Reflections from teaching. With my private studio, I find that I end up teaching a similar topic all week. It's kind of ironic that all my students would need to focus on the same basic thing, or maybe it's just that I get focused in on that topic from one student and it permeates to the rest of them! This past week, it was "Zooming In" on the issues.


There are many times when we're practicing music were we get to a part of the piece that we an't quite play perfectly yet. My students have had one of two reactions to this: stopping and going back to the beginning or just passing by it all together. The students that stop and go back to the beginning seem to think that they'll get it the next time, "I never make that mistake at home." While they ones that go on seem to think that the problem will just fix itself if I move past it. However, both of these share the same result, the problem never gets fixed!


What I've encouraged my students to do is to "Zoom In" on the problem area. If it's the entire measure, isolate it and slow it down. I usually tell them to half tempo.
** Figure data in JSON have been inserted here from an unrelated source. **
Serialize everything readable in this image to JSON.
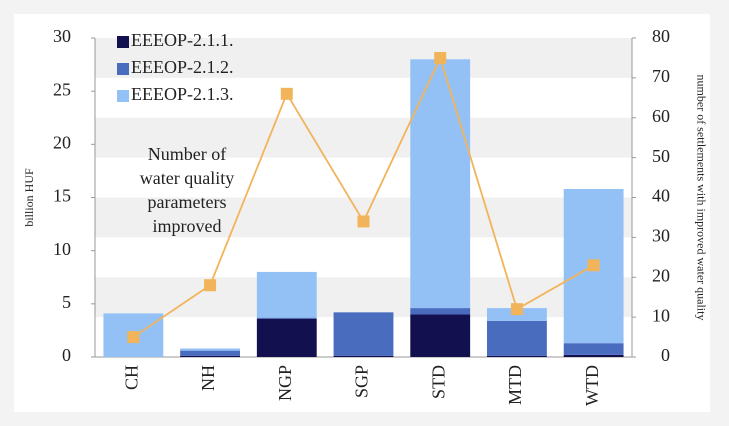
{
  "chart_data": {
    "type": "stacked-bar-line",
    "ylabel": "billion HUF",
    "y2label": "number of settlements with improved water quality",
    "annotation": [
      "Number of",
      "water quality",
      "parameters",
      "improved"
    ],
    "categories": [
      "CH",
      "NH",
      "NGP",
      "SGP",
      "STD",
      "MTD",
      "WTD"
    ],
    "series": [
      {
        "name": "EEEOP-2.1.1.",
        "color": "#13104f",
        "values": [
          0,
          0.1,
          3.6,
          0.1,
          4.0,
          0.1,
          0.2
        ]
      },
      {
        "name": "EEEOP-2.1.2.",
        "color": "#4a6cbf",
        "values": [
          0,
          0.5,
          0.1,
          4.1,
          0.6,
          3.3,
          1.1
        ]
      },
      {
        "name": "EEEOP-2.1.3.",
        "color": "#93c1f5",
        "values": [
          4.1,
          0.2,
          4.3,
          0,
          23.4,
          1.2,
          14.5
        ]
      }
    ],
    "line": {
      "color": "#f2b45a",
      "axis": "y2",
      "values": [
        5,
        18,
        66,
        34,
        75,
        12,
        23
      ]
    },
    "ylim": [
      0,
      30
    ],
    "yticks": [
      0,
      5,
      10,
      15,
      20,
      25,
      30
    ],
    "y2lim": [
      0,
      80
    ],
    "y2ticks": [
      0,
      10,
      20,
      30,
      40,
      50,
      60,
      70,
      80
    ],
    "grid": true
  }
}
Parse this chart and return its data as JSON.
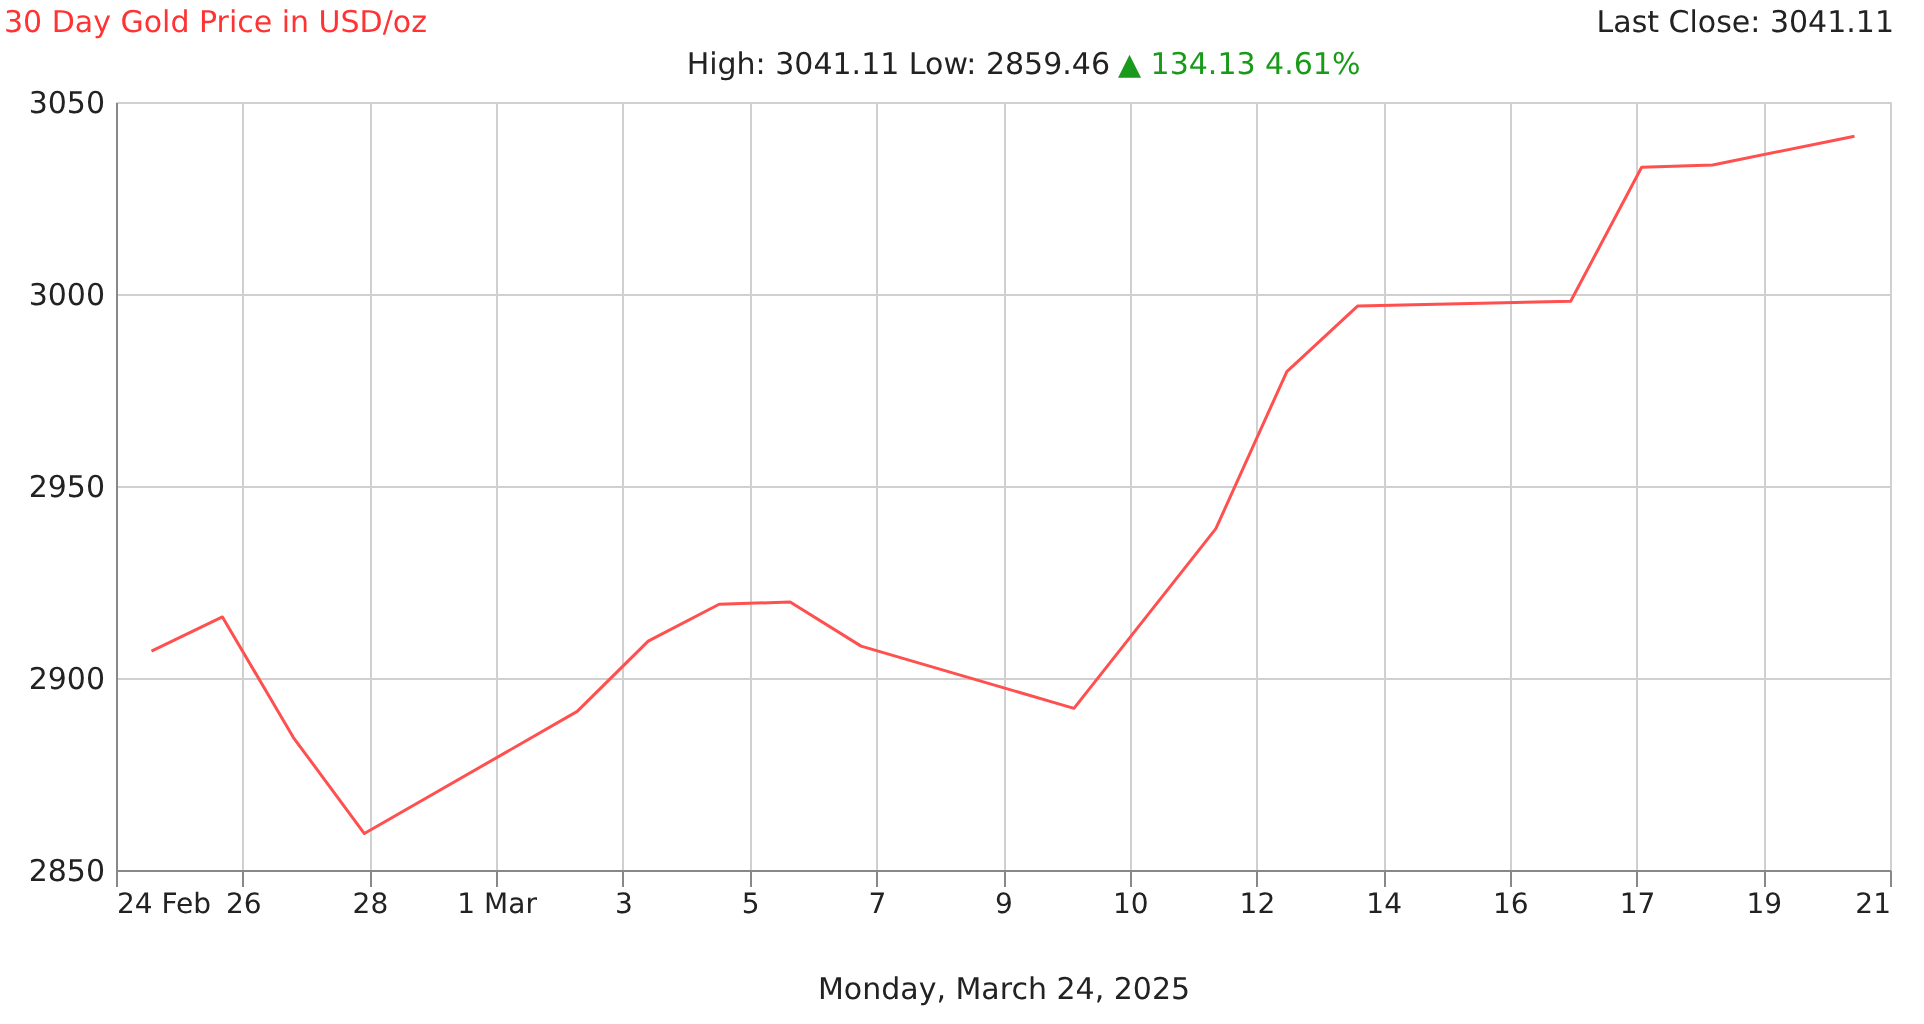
{
  "chart_data": {
    "type": "line",
    "title": "30 Day Gold Price in USD/oz",
    "subtitle": "High: 3041.11 Low: 2859.46",
    "xlabel": "Monday, March 24, 2025",
    "annotations": [
      "▲ 134.13 4.61%",
      "Last Close: 3041.11"
    ],
    "series": [
      {
        "color": "#ff5050",
        "x": [
          "2025-02-25T00:00",
          "2025-02-26T00:00",
          "2025-02-27T00:00",
          "2025-02-28T00:00",
          "2025-03-03T00:00",
          "2025-03-04T00:00",
          "2025-03-05T00:00",
          "2025-03-06T00:00",
          "2025-03-07T00:00",
          "2025-03-10T00:00",
          "2025-03-12T00:00",
          "2025-03-13T00:00",
          "2025-03-14T00:00",
          "2025-03-17T00:00",
          "2025-03-18T00:00",
          "2025-03-19T00:00",
          "2025-03-21T00:00"
        ],
        "values": [
          2907.0,
          2915.9,
          2884.5,
          2859.5,
          2891.3,
          2909.6,
          2919.2,
          2919.8,
          2908.3,
          2892.1,
          2938.9,
          2979.8,
          2996.9,
          2998.1,
          3033.0,
          3033.6,
          3041.1
        ]
      }
    ],
    "xlim": [
      "2025-02-24T12:00",
      "2025-03-21T12:00"
    ],
    "ylim": [
      2850,
      3050
    ],
    "xticks": [
      {
        "value": "2025-02-24T12:00",
        "label": "24 Feb"
      },
      {
        "value": "2025-02-26T06:51",
        "label": "26"
      },
      {
        "value": "2025-02-28T01:43",
        "label": "28"
      },
      {
        "value": "2025-03-01T20:34",
        "label": "1 Mar"
      },
      {
        "value": "2025-03-03T15:26",
        "label": "3"
      },
      {
        "value": "2025-03-05T10:17",
        "label": "5"
      },
      {
        "value": "2025-03-07T05:09",
        "label": "7"
      },
      {
        "value": "2025-03-09T00:00",
        "label": "9"
      },
      {
        "value": "2025-03-10T18:51",
        "label": "10"
      },
      {
        "value": "2025-03-12T13:43",
        "label": "12"
      },
      {
        "value": "2025-03-14T08:34",
        "label": "14"
      },
      {
        "value": "2025-03-16T03:26",
        "label": "16"
      },
      {
        "value": "2025-03-17T22:17",
        "label": "17"
      },
      {
        "value": "2025-03-19T17:09",
        "label": "19"
      },
      {
        "value": "2025-03-21T12:00",
        "label": "21"
      }
    ],
    "yticks": [
      2850,
      2900,
      2950,
      3000,
      3050
    ],
    "grid": true,
    "legend": false,
    "marker": "none",
    "line_style": "solid"
  }
}
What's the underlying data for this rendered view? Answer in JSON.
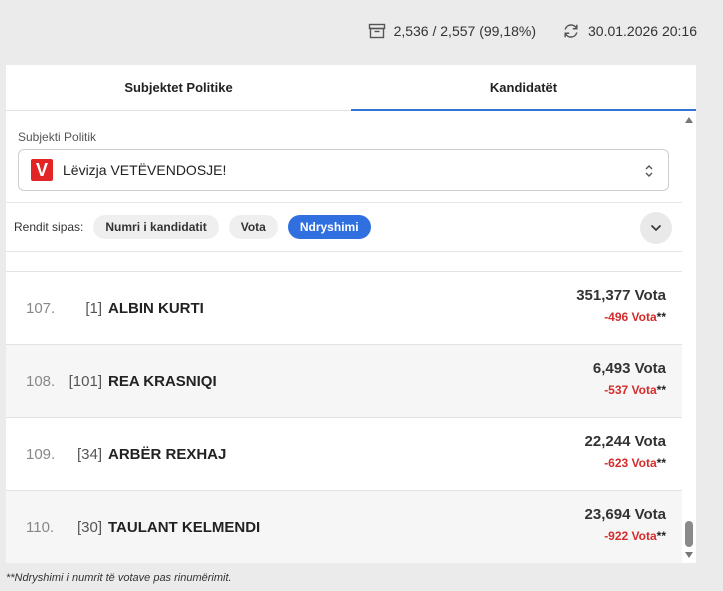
{
  "status": {
    "stations": "2,536 / 2,557 (99,18%)",
    "updated": "30.01.2026 20:16"
  },
  "tabs": [
    {
      "label": "Subjektet Politike",
      "active": false
    },
    {
      "label": "Kandidatët",
      "active": true
    }
  ],
  "filter": {
    "label": "Subjekti Politik",
    "logo_letter": "V",
    "selected": "Lëvizja VETËVENDOSJE!"
  },
  "sort": {
    "label": "Rendit sipas:",
    "options": [
      "Numri i kandidatit",
      "Vota",
      "Ndryshimi"
    ],
    "active": "Ndryshimi"
  },
  "rows": [
    {
      "index": "107.",
      "number": "[1]",
      "name": "ALBIN KURTI",
      "votes": "351,377 Vota",
      "change": "-496 Vota",
      "suffix": "**"
    },
    {
      "index": "108.",
      "number": "[101]",
      "name": "REA KRASNIQI",
      "votes": "6,493 Vota",
      "change": "-537 Vota",
      "suffix": "**"
    },
    {
      "index": "109.",
      "number": "[34]",
      "name": "ARBËR REXHAJ",
      "votes": "22,244 Vota",
      "change": "-623 Vota",
      "suffix": "**"
    },
    {
      "index": "110.",
      "number": "[30]",
      "name": "TAULANT KELMENDI",
      "votes": "23,694 Vota",
      "change": "-922 Vota",
      "suffix": "**"
    }
  ],
  "footnote": "**Ndryshimi i numrit të votave pas rinumërimit.",
  "colors": {
    "accent": "#2f6fe0",
    "negative": "#d52b2b",
    "logo": "#e32427"
  }
}
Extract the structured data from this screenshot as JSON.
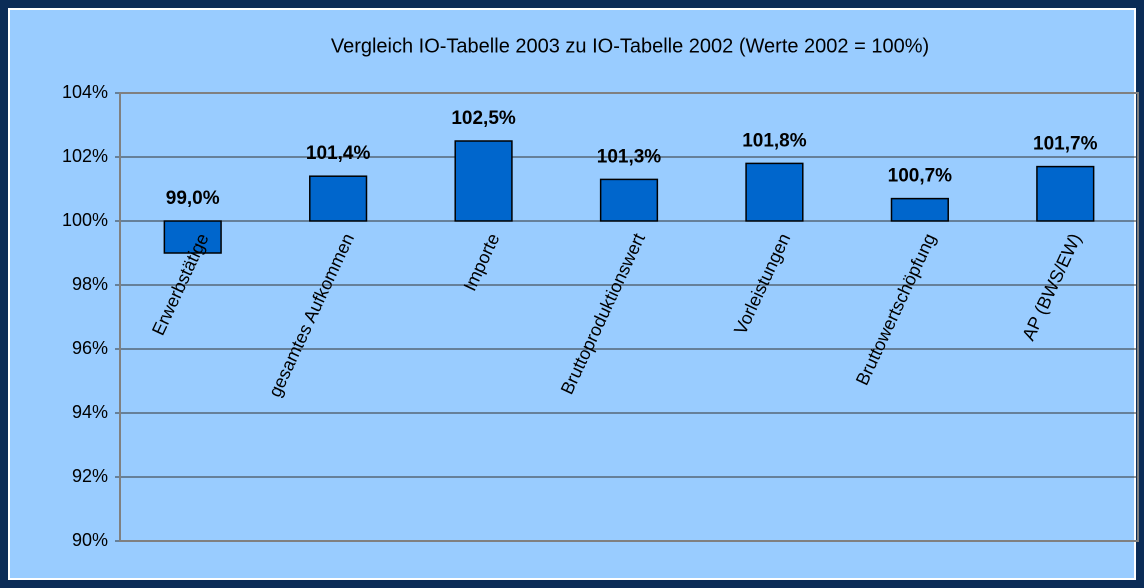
{
  "chart_data": {
    "type": "bar",
    "title": "Vergleich IO-Tabelle 2003 zu IO-Tabelle 2002 (Werte 2002 = 100%)",
    "categories": [
      "Erwerbstätige",
      "gesamtes Aufkommen",
      "Importe",
      "Bruttoproduktionswert",
      "Vorleistungen",
      "Bruttowertschöpfung",
      "AP (BWS/EW)"
    ],
    "values": [
      99.0,
      101.4,
      102.5,
      101.3,
      101.8,
      100.7,
      101.7
    ],
    "value_labels": [
      "99,0%",
      "101,4%",
      "102,5%",
      "101,3%",
      "101,8%",
      "100,7%",
      "101,7%"
    ],
    "color": "#0066cc",
    "baseline": 100,
    "ylim": [
      90,
      104
    ],
    "yticks": [
      {
        "value": 90,
        "label": "90%"
      },
      {
        "value": 92,
        "label": "92%"
      },
      {
        "value": 94,
        "label": "94%"
      },
      {
        "value": 96,
        "label": "96%"
      },
      {
        "value": 98,
        "label": "98%"
      },
      {
        "value": 100,
        "label": "100%"
      },
      {
        "value": 102,
        "label": "102%"
      },
      {
        "value": 104,
        "label": "104%"
      }
    ],
    "grid": true
  }
}
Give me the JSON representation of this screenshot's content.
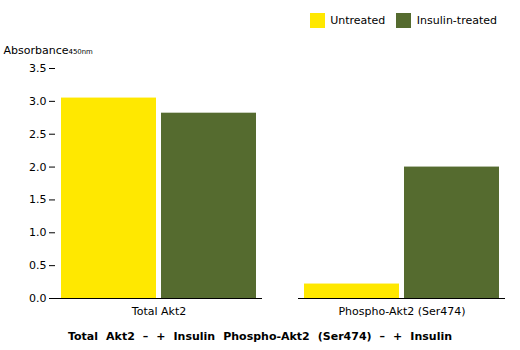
{
  "chart_data": {
    "type": "bar",
    "y_label": "Absorbance₄₅₀ₙₘ",
    "categories": [
      "Total Akt2",
      "Phospho-Akt2 (Ser474)"
    ],
    "series": [
      {
        "name": "Untreated",
        "color": "#FFE800",
        "values": [
          3.05,
          0.22
        ]
      },
      {
        "name": "Insulin-treated",
        "color": "#556B2F",
        "values": [
          2.82,
          2.0
        ]
      }
    ],
    "ylim": [
      0,
      3.5
    ],
    "yticks": [
      {
        "value": 0,
        "label": "0.0"
      },
      {
        "value": 0.5,
        "label": "0.5"
      },
      {
        "value": 1,
        "label": "1.0"
      },
      {
        "value": 1.5,
        "label": "1.5"
      },
      {
        "value": 2,
        "label": "2.0"
      },
      {
        "value": 2.5,
        "label": "2.5"
      },
      {
        "value": 3,
        "label": "3.0"
      },
      {
        "value": 3.5,
        "label": "3.5"
      }
    ],
    "legend": "upper right",
    "grid": false,
    "annotations": [
      "Total",
      "Akt2",
      "–",
      "+",
      "Insulin",
      "Phospho-Akt2",
      "(Ser474)",
      "–",
      "+",
      "Insulin"
    ]
  }
}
This sometimes is followed by note grouping as well; that is, grouping the notes in a manner that isn't the way the rhythm requires the music to be beamed.


For Example, a student was working on the following excerpt from the David Hite Melodious and Progressive Studies for clarinet. She was going along fine, until this section of music where she encountered accidentals. She struggled through these last two measures, and then after that, she was fine again. We tried slowing the music down, but that alone wasn't the solution. We "Zoomed In" to figure out which notes really belonged together. We came up with the solution marked in red.

Note Grouping Example

After, we played the section, 3 notes at a time, using the marked red lines. After that, I had her play it normally, but still thinking about this note grouping. She played it almost flawlessly, and the next time, it was perfect. After she "Zoomed In" on the problem, she was able to zoom out to see the bigger picture.


This is a method that I use in my own practice, and it helped me with a few auditions, recitals and other concerts. So, if you find yourself in a bind with some music, try "Zooming In" to see the finer details!